De Monte e Calenda incontrano i cittadini a Udine e nella Bassa Friulana

“Noi siamo quelli che difendono chi lavora, chi studia, chi produce. Loro massacrano i diritti ed esaltano l’incompetenza, rendendoci irrilevanti. Non parleremo come loro alla pancia della gente, ma al cuore“. Lo hanno detto oggi a Udine i due candidati del Pd alle Europee Isabella De Monte, europarlamentare uscente, e Carlo Calenda, capolista, in un affollato incontro con i cittadini al caffè Contarena.

Secondo De Monte “in Europa conta esserci e fare strategia. È inutile eleggere gente incompetente e fannullona e poi piagnucolare quando a prendere le scelte sono i tedeschi e i francesi. Noi dobbiamo esserci e difendere l’Europa giusta: quella della libertà, della coesione sociale, della dignità del lavoro, della giustizia. Il 26 maggio – ha detto De Monte – saremo davanti a un bivio: Europa sì o Europa no. La battaglia sarà durissima ma dobbiamo vincerla”.

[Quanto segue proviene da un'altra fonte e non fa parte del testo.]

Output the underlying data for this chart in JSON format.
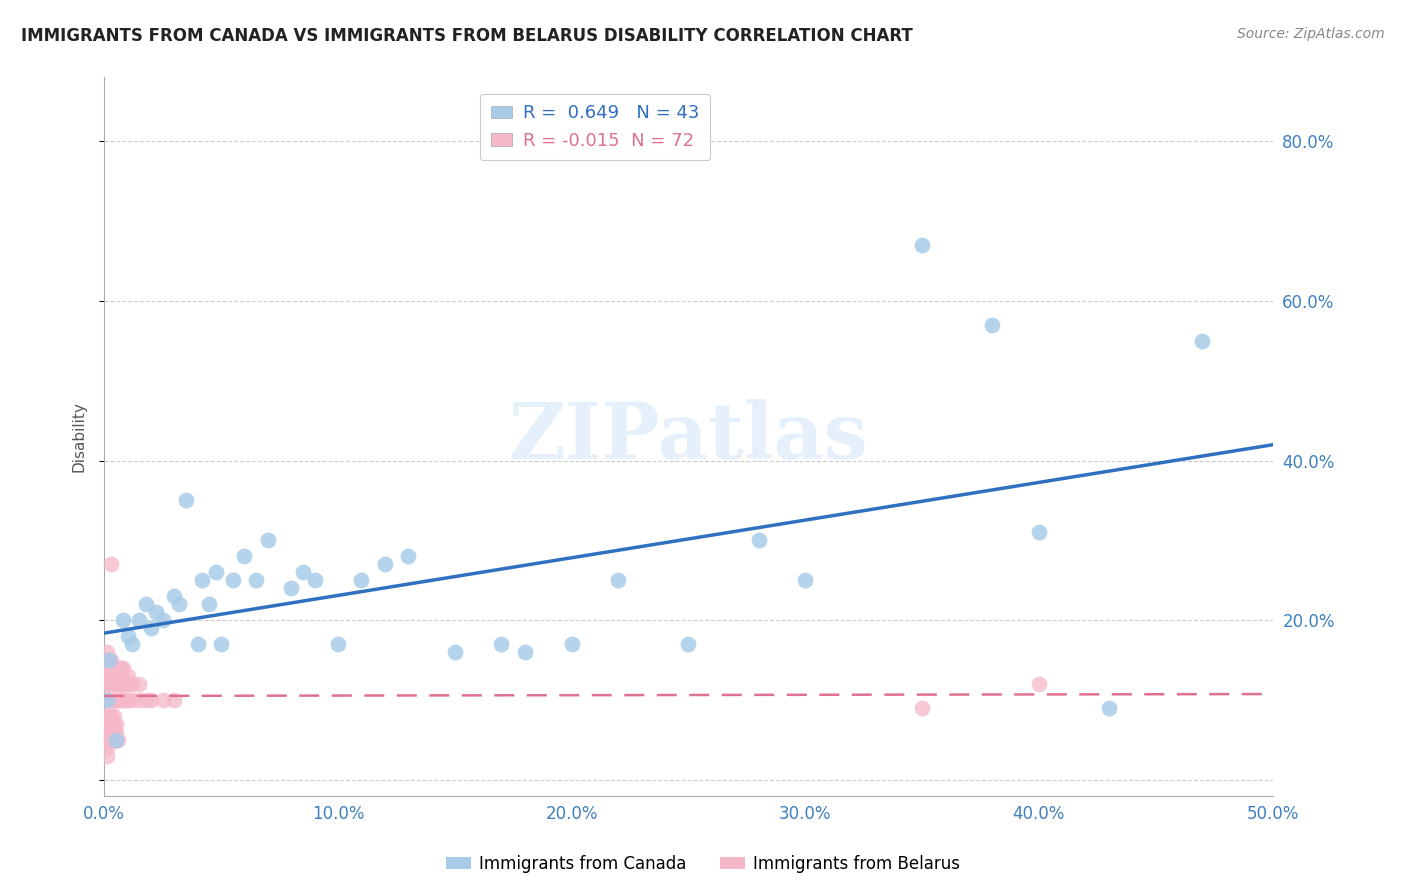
{
  "title": "IMMIGRANTS FROM CANADA VS IMMIGRANTS FROM BELARUS DISABILITY CORRELATION CHART",
  "source": "Source: ZipAtlas.com",
  "ylabel": "Disability",
  "watermark": "ZIPatlas",
  "xlim": [
    0.0,
    0.5
  ],
  "ylim": [
    -0.02,
    0.88
  ],
  "xticks": [
    0.0,
    0.1,
    0.2,
    0.3,
    0.4,
    0.5
  ],
  "yticks": [
    0.0,
    0.2,
    0.4,
    0.6,
    0.8
  ],
  "xtick_labels": [
    "0.0%",
    "10.0%",
    "20.0%",
    "30.0%",
    "40.0%",
    "50.0%"
  ],
  "ytick_labels": [
    "",
    "20.0%",
    "40.0%",
    "60.0%",
    "80.0%"
  ],
  "canada_R": 0.649,
  "canada_N": 43,
  "belarus_R": -0.015,
  "belarus_N": 72,
  "canada_color": "#a8cce8",
  "belarus_color": "#f5b8c8",
  "canada_line_color": "#3070c0",
  "belarus_line_color": "#e07090",
  "canada_scatter_x": [
    0.001,
    0.002,
    0.005,
    0.008,
    0.01,
    0.012,
    0.015,
    0.018,
    0.02,
    0.022,
    0.025,
    0.03,
    0.032,
    0.035,
    0.04,
    0.042,
    0.045,
    0.048,
    0.05,
    0.055,
    0.06,
    0.065,
    0.07,
    0.08,
    0.085,
    0.09,
    0.1,
    0.11,
    0.12,
    0.13,
    0.15,
    0.17,
    0.18,
    0.2,
    0.22,
    0.25,
    0.28,
    0.3,
    0.35,
    0.38,
    0.4,
    0.43,
    0.47
  ],
  "canada_scatter_y": [
    0.1,
    0.15,
    0.05,
    0.2,
    0.18,
    0.17,
    0.2,
    0.22,
    0.19,
    0.21,
    0.2,
    0.23,
    0.22,
    0.35,
    0.17,
    0.25,
    0.22,
    0.26,
    0.17,
    0.25,
    0.28,
    0.25,
    0.3,
    0.24,
    0.26,
    0.25,
    0.17,
    0.25,
    0.27,
    0.28,
    0.16,
    0.17,
    0.16,
    0.17,
    0.25,
    0.17,
    0.3,
    0.25,
    0.67,
    0.57,
    0.31,
    0.09,
    0.55
  ],
  "belarus_scatter_x": [
    0.001,
    0.001,
    0.001,
    0.001,
    0.001,
    0.001,
    0.001,
    0.001,
    0.001,
    0.001,
    0.001,
    0.002,
    0.002,
    0.002,
    0.002,
    0.002,
    0.002,
    0.002,
    0.002,
    0.002,
    0.003,
    0.003,
    0.003,
    0.003,
    0.003,
    0.003,
    0.003,
    0.003,
    0.003,
    0.003,
    0.004,
    0.004,
    0.004,
    0.004,
    0.004,
    0.004,
    0.004,
    0.004,
    0.005,
    0.005,
    0.005,
    0.005,
    0.005,
    0.005,
    0.005,
    0.006,
    0.006,
    0.006,
    0.006,
    0.006,
    0.007,
    0.007,
    0.007,
    0.007,
    0.008,
    0.008,
    0.008,
    0.009,
    0.009,
    0.01,
    0.01,
    0.01,
    0.012,
    0.012,
    0.015,
    0.015,
    0.018,
    0.02,
    0.025,
    0.03,
    0.35,
    0.4
  ],
  "belarus_scatter_y": [
    0.1,
    0.12,
    0.13,
    0.14,
    0.15,
    0.16,
    0.05,
    0.07,
    0.08,
    0.04,
    0.03,
    0.1,
    0.12,
    0.13,
    0.14,
    0.15,
    0.05,
    0.06,
    0.07,
    0.08,
    0.1,
    0.12,
    0.13,
    0.14,
    0.15,
    0.05,
    0.06,
    0.07,
    0.08,
    0.27,
    0.1,
    0.12,
    0.13,
    0.14,
    0.05,
    0.06,
    0.07,
    0.08,
    0.1,
    0.12,
    0.13,
    0.14,
    0.05,
    0.06,
    0.07,
    0.1,
    0.12,
    0.13,
    0.14,
    0.05,
    0.1,
    0.12,
    0.13,
    0.14,
    0.1,
    0.12,
    0.14,
    0.1,
    0.12,
    0.1,
    0.12,
    0.13,
    0.1,
    0.12,
    0.1,
    0.12,
    0.1,
    0.1,
    0.1,
    0.1,
    0.09,
    0.12
  ],
  "background_color": "#ffffff",
  "grid_color": "#cccccc"
}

“Noi – ha detto Calenda – difendiamo l’Italia che lavora, che studia, che produce, che è quella che ha reso grande il Paese. Loro sono quelli dell’assistenzialismo, di Lino Banfi all’Unesco e dell’umiliazione della cultura e del lavoro. Io ne sono certo: non esiste distribuzione di reddito senza distribuzione di conoscenza. La nostra battaglia contro cui vuole difendere il Paese deve essere totale e compatta: io con Zingaretti ho poco in comune ma combattero’ con lui spalla spalla. L’Italia deve ritrovare il suo ruolo e difendere la sua identità”.
L’incontro al Contarena è stato aperto da Roberto Pascolat, segretario del Pd provinciale di Udine e da Enzo Martines, segretario del Pd udinese. 
Prima dell’incontro di Udine De Monte e Calenda hanno fatto tappa in un agriturismo a Terzo d’Aquileia (Udine) con un centinaio di militanti e i candidati sindaci del centrosinistra nella Bassa Friulana, Luisa Contin (Aquileia), Giosualdo Quaini (Terzo d’Aquileia), Alberto Urban (Campolongo Tapogliano) e Riccardo Marchesan (Staranzano).